CERITA BERSAMBUNG

Karya :

Unggul K. Surowidjojo

PANGERAN MATA ELANG

UKA SUROWIDJOJO ENTERPRISE

 

SERI 3. ELANG YANG HILANG

No. 4. Tikus Sawah

Oleh : Unggul K. Surowidjojo

 

 

    

Bandung memandang orang yang melemparinya dengan bunga soka itu. Seketika dia bisa merasakan seberapa kemampuan orang itu dalam olah kanuragan. Secara lahir orang ini memang perkasa, tapi olah batinnya masih jauh di bawah dirinya, terasakan oleh Bandung dengusan nafas orang itu begitu kuat dan alirannya tak menentu, itu tidak baik untuk tenaga dalamnya. Namun Bandung tentu tidak akan meremehkan orang yang tiba-tiba sudah berdiri di depannya itu.

 

      "Bungkukkan tubuhmu dan biar aku yang memotong rambutmu! perintah orang itu.

 

Bandung masih ragu-ragu, bimbang terhadap kemampuan orang itu dan juga tidak yakin terhadap niat baik orang itu.
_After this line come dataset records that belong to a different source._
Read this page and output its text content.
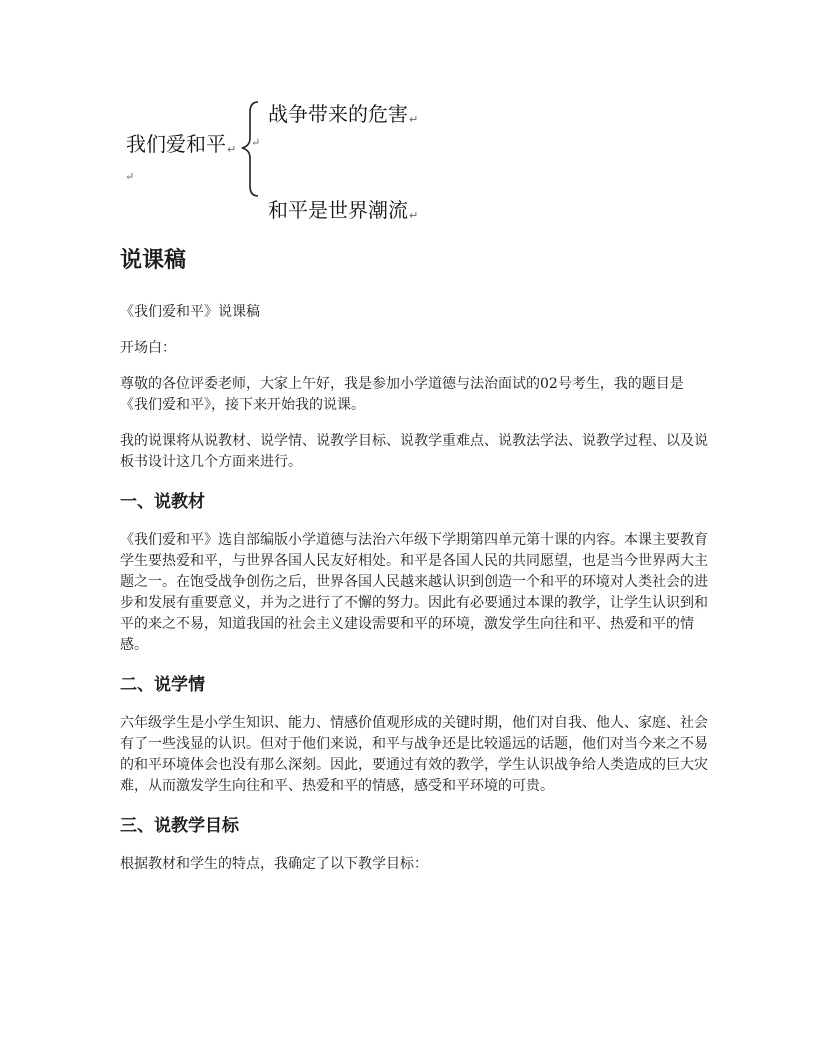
我们爱和平↵
↵
战争带来的危害↵
和平是世界潮流↵
↵
说课稿

《我们爱和平》说课稿

开场白：

尊敬的各位评委老师，大家上午好，我是参加小学道德与法治面试的02号考生，我的题目是《我们爱和平》，接下来开始我的说课。

我的说课将从说教材、说学情、说教学目标、说教学重难点、说教法学法、说教学过程、以及说板书设计这几个方面来进行。

一、说教材

《我们爱和平》选自部编版小学道德与法治六年级下学期第四单元第十课的内容。本课主要教育学生要热爱和平，与世界各国人民友好相处。和平是各国人民的共同愿望，也是当今世界两大主题之一。在饱受战争创伤之后，世界各国人民越来越认识到创造一个和平的环境对人类社会的进步和发展有重要意义，并为之进行了不懈的努力。因此有必要通过本课的教学，让学生认识到和平的来之不易，知道我国的社会主义建设需要和平的环境，激发学生向往和平、热爱和平的情感。

二、说学情

六年级学生是小学生知识、能力、情感价值观形成的关键时期，他们对自我、他人、家庭、社会有了一些浅显的认识。但对于他们来说，和平与战争还是比较遥远的话题，他们对当今来之不易的和平环境体会也没有那么深刻。因此，要通过有效的教学，学生认识战争给人类造成的巨大灾难，从而激发学生向往和平、热爱和平的情感，感受和平环境的可贵。

三、说教学目标

根据教材和学生的特点，我确定了以下教学目标：
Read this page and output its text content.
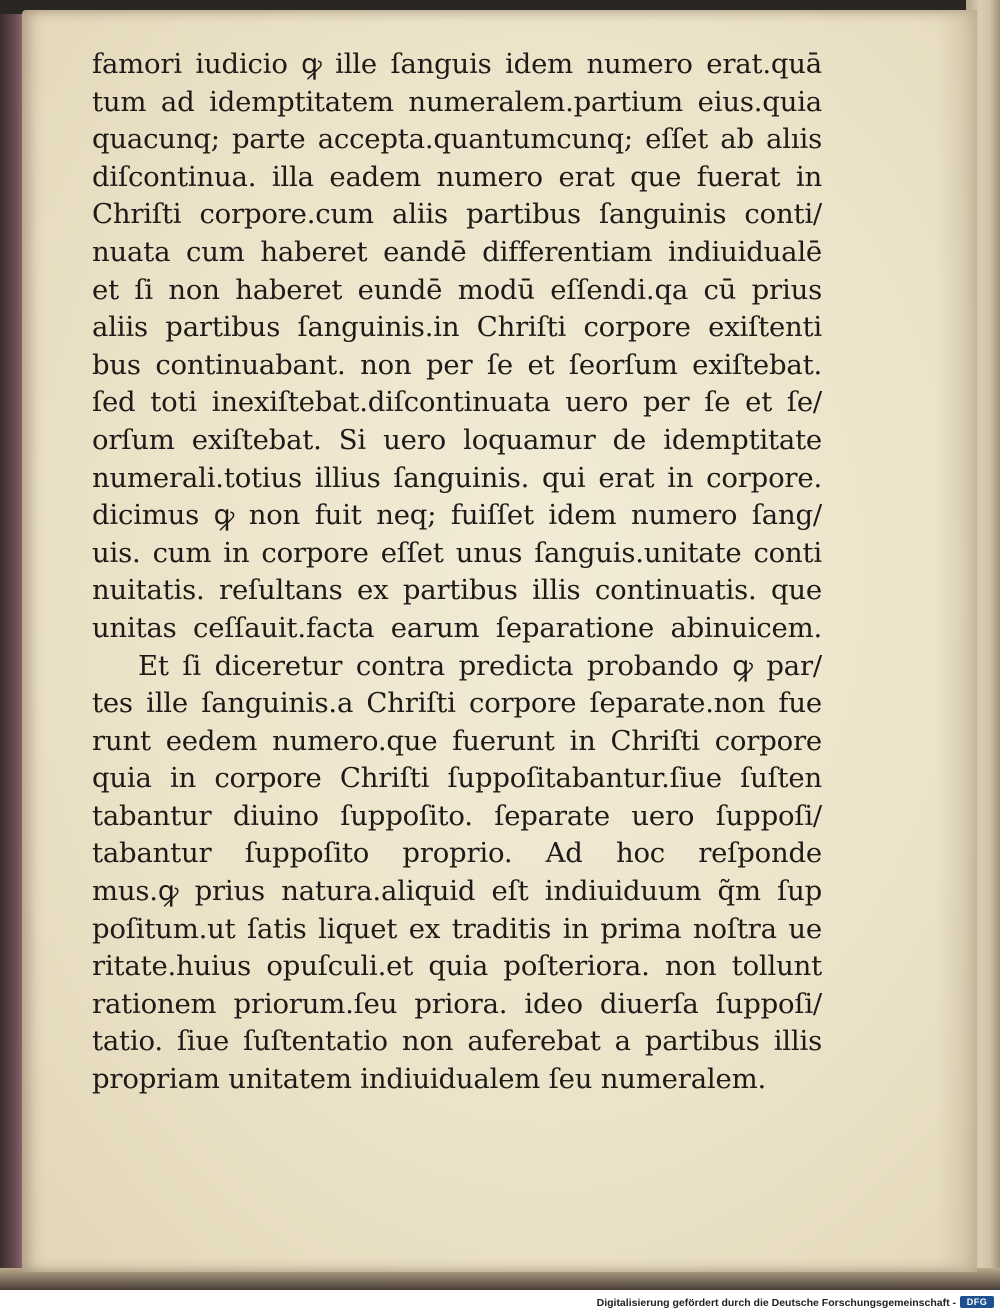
famori iudicio ꝙ ille ſanguis idem numero erat.quā
tum ad idemptitatem numeralem.partium eius.quia
quacunq; parte accepta.quantumcunq; eſſet ab alıis
diſcontinua. illa eadem numero erat que fuerat in
Chriſti corpore.cum aliis partibus ſanguinis conti/
nuata cum haberet eandē differentiam indiuidualē
et ſi non haberet eundē modū eſſendi.qa cū prius
aliis partibus ſanguinis.in Chriſti corpore exiſtenti
bus continuabant. non per ſe et ſeorſum exiſtebat.
ſed toti inexiſtebat.diſcontinuata uero per ſe et ſe/
orſum exiſtebat. Si uero loquamur de idemptitate
numerali.totius illius ſanguinis. qui erat in corpore.
dicimus ꝙ non fuit neq; fuiſſet idem numero ſang/
uis. cum in corpore eſſet unus ſanguis.unitate conti
nuitatis. reſultans ex partibus illis continuatis. que
unitas ceſſauit.facta earum ſeparatione abinuicem.
Et ſi diceretur contra predicta probando ꝙ par/
tes ille ſanguinis.a Chriſti corpore ſeparate.non fue
runt eedem numero.que fuerunt in Chriſti corpore
quia in corpore Chriſti ſuppoſitabantur.ſiue ſuſten
tabantur diuino ſuppoſito. ſeparate uero ſuppoſi/
tabantur ſuppoſito proprio. Ad hoc reſponde
mus.ꝙ prius natura.aliquid eſt indiuiduum q̃m ſup
poſitum.ut ſatis liquet ex traditis in prima noſtra ue
ritate.huius opuſculi.et quia poſteriora. non tollunt
rationem priorum.ſeu priora. ideo diuerſa ſuppoſi/
tatio. ſiue ſuſtentatio non auferebat a partibus illis
propriam unitatem indiuidualem ſeu numeralem.
Digitalisierung gefördert durch die Deutsche Forschungsgemeinschaft -	DFG
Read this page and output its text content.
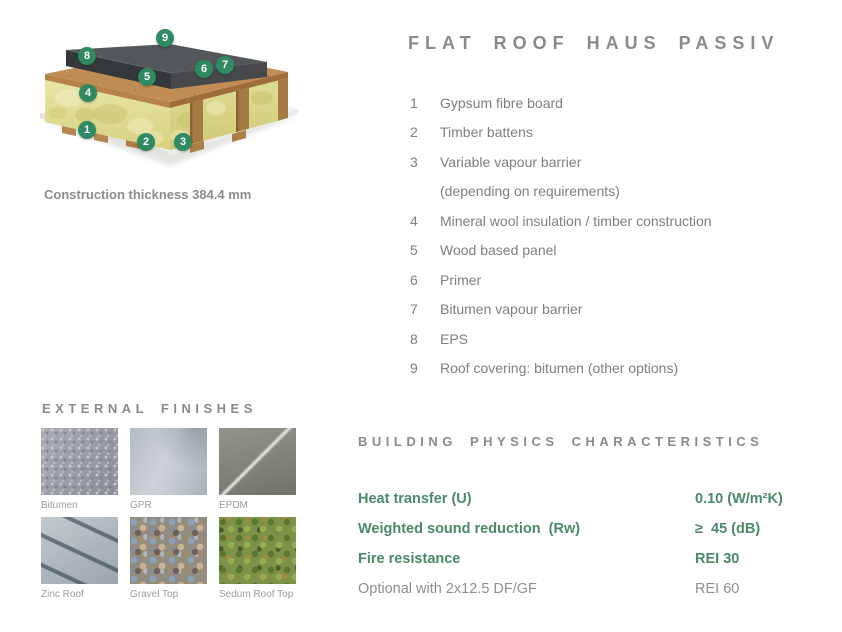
1
2	3
4
5
6	7
8
9
Construction thickness 384.4 mm
FLAT ROOF HAUS PASSIV
1	Gypsum fibre board
2	Timber battens
3	Variable vapour barrier
(depending on requirements)
4	Mineral wool insulation / timber construction
5	Wood based panel
6	Primer
7	Bitumen vapour barrier
8	EPS
9	Roof covering: bitumen (other options)
EXTERNAL FINISHES
Bitumen	GPR	EPDM
Zinc Roof	Gravel Top	Sedum Roof Top
BUILDING PHYSICS CHARACTERISTICS
Heat transfer (U)	0.10 (W/m²K)
Weighted sound reduction  (Rw)	≥  45 (dB)
Fire resistance	REI 30
Optional with 2x12.5 DF/GF	REI 60
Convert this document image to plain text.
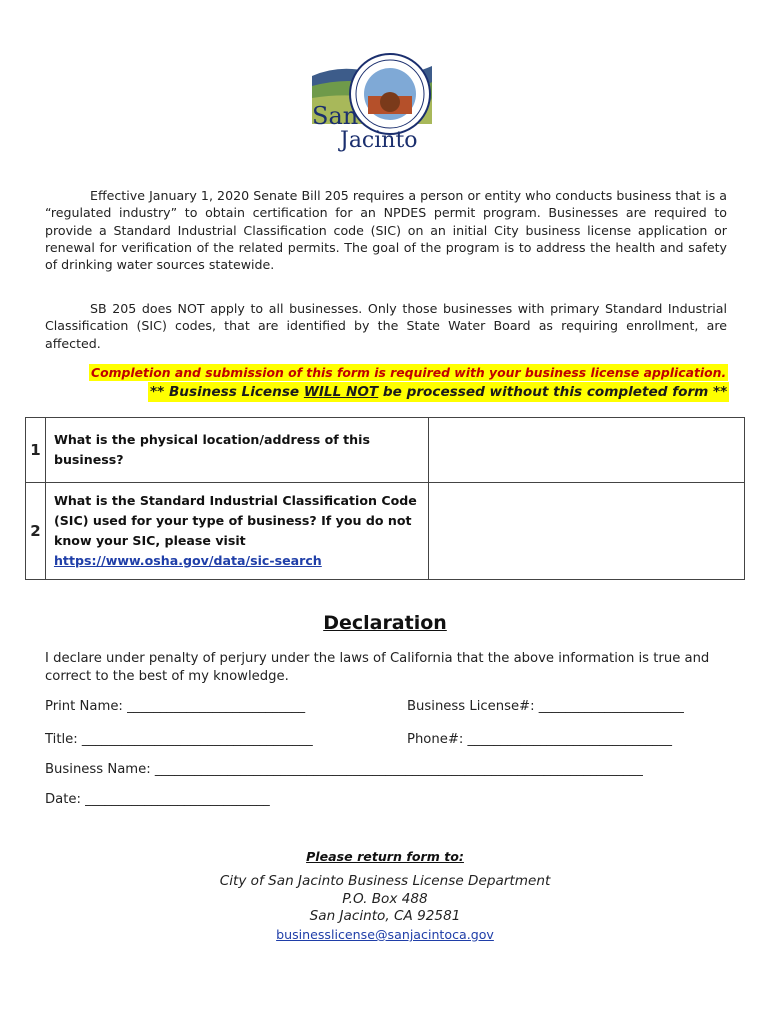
San
Jacinto

Effective January 1, 2020 Senate Bill 205 requires a person or entity who conducts business that is a “regulated industry” to obtain certification for an NPDES permit program. Businesses are required to provide a Standard Industrial Classification code (SIC) on an initial City business license application or renewal for verification of the related permits. The goal of the program is to address the health and safety of drinking water sources statewide.

SB 205 does NOT apply to all businesses. Only those businesses with primary Standard Industrial Classification (SIC) codes, that are identified by the State Water Board as requiring enrollment, are affected.

Completion and submission of this form is required with your business license application.
** Business License WILL NOT be processed without this completed form **
1	What is the physical location/address of this business?	
2	What is the Standard Industrial Classification Code (SIC) used for your type of business? If you do not know your SIC, please visit
https://www.osha.gov/data/sic-search	
Declaration
I declare under penalty of perjury under the laws of California that the above information is true and correct to the best of my knowledge.
Print Name: ___________________________	Business License#: ______________________
Title: ___________________________________	Phone#: _______________________________
Business Name: __________________________________________________________________________
Date: ____________________________
Please return form to:
City of San Jacinto Business License Department
P.O. Box 488
San Jacinto, CA 92581
businesslicense@sanjacintoca.gov
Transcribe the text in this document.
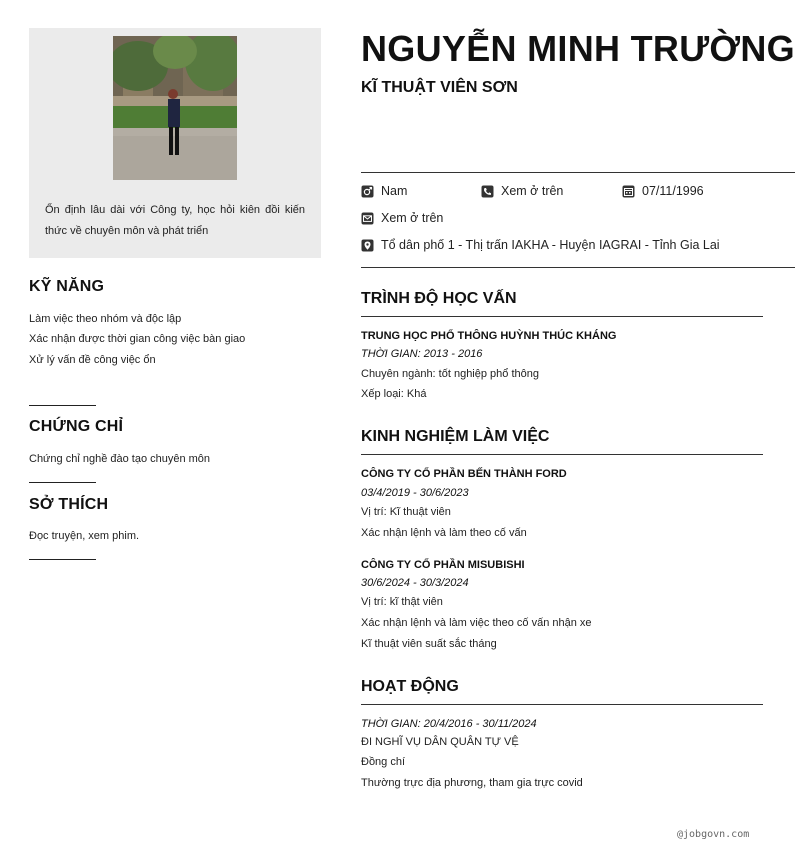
Ổn định lâu dài với Công ty, học hỏi kiên đồi kiến thức về chuyên môn và phát triển
KỸ NĂNG
Làm việc theo nhóm và độc lập
Xác nhận được thời gian công việc bàn giao
Xử lý vấn đề công việc ổn
CHỨNG CHỈ
Chứng chỉ nghề đào tạo chuyên môn
SỞ THÍCH
Đọc truyện, xem phim.
NGUYỄN MINH TRƯỜNG
KĨ THUẬT VIÊN SƠN
Nam	Xem ở trên	07/11/1996
Xem ở trên
Tổ dân phố 1 - Thị trấn IAKHA - Huyện IAGRAI - Tỉnh Gia Lai
TRÌNH ĐỘ HỌC VẤN
TRUNG HỌC PHỔ THÔNG HUỲNH THÚC KHÁNG
THỜI GIAN: 2013 - 2016
Chuyên ngành: tốt nghiệp phổ thông
Xếp loại: Khá
KINH NGHIỆM LÀM VIỆC
CÔNG TY CỔ PHẦN BẾN THÀNH FORD
03/4/2019 - 30/6/2023
Vị trí: Kĩ thuật viên
Xác nhận lệnh và làm theo cố vấn
CÔNG TY CỔ PHẦN MISUBISHI
30/6/2024 - 30/3/2024
Vị trí: kĩ thật viên
Xác nhận lệnh và làm việc theo cố vấn nhận xe
Kĩ thuật viên suất sắc tháng
HOẠT ĐỘNG
THỜI GIAN: 20/4/2016 - 30/11/2024
ĐI NGHĨ VỤ DÂN QUÂN TỰ VỆ
Đồng chí
Thường trực địa phương, tham gia trực covid
@jobgovn.com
Sekelebat tangan lelaki di depannya itu sudah menarik pedang dari wrangkanya. Dan seketika pula pedang itu melayang ke arah leher Bandung. Bandung beringsut sedikit mundur. Namun pedang lelaki itu tetap mengejarnya dengan cepat mengarah ke perutnya. Bandung meliukkan tubuhnya memutar cepat, tusukan pedang lawannya tak menyentuhnya. Merasa gagal dengan dua serangannya laki-laki itu meneruskan dengan tendangan ke samping mengarah ke betis Bandung.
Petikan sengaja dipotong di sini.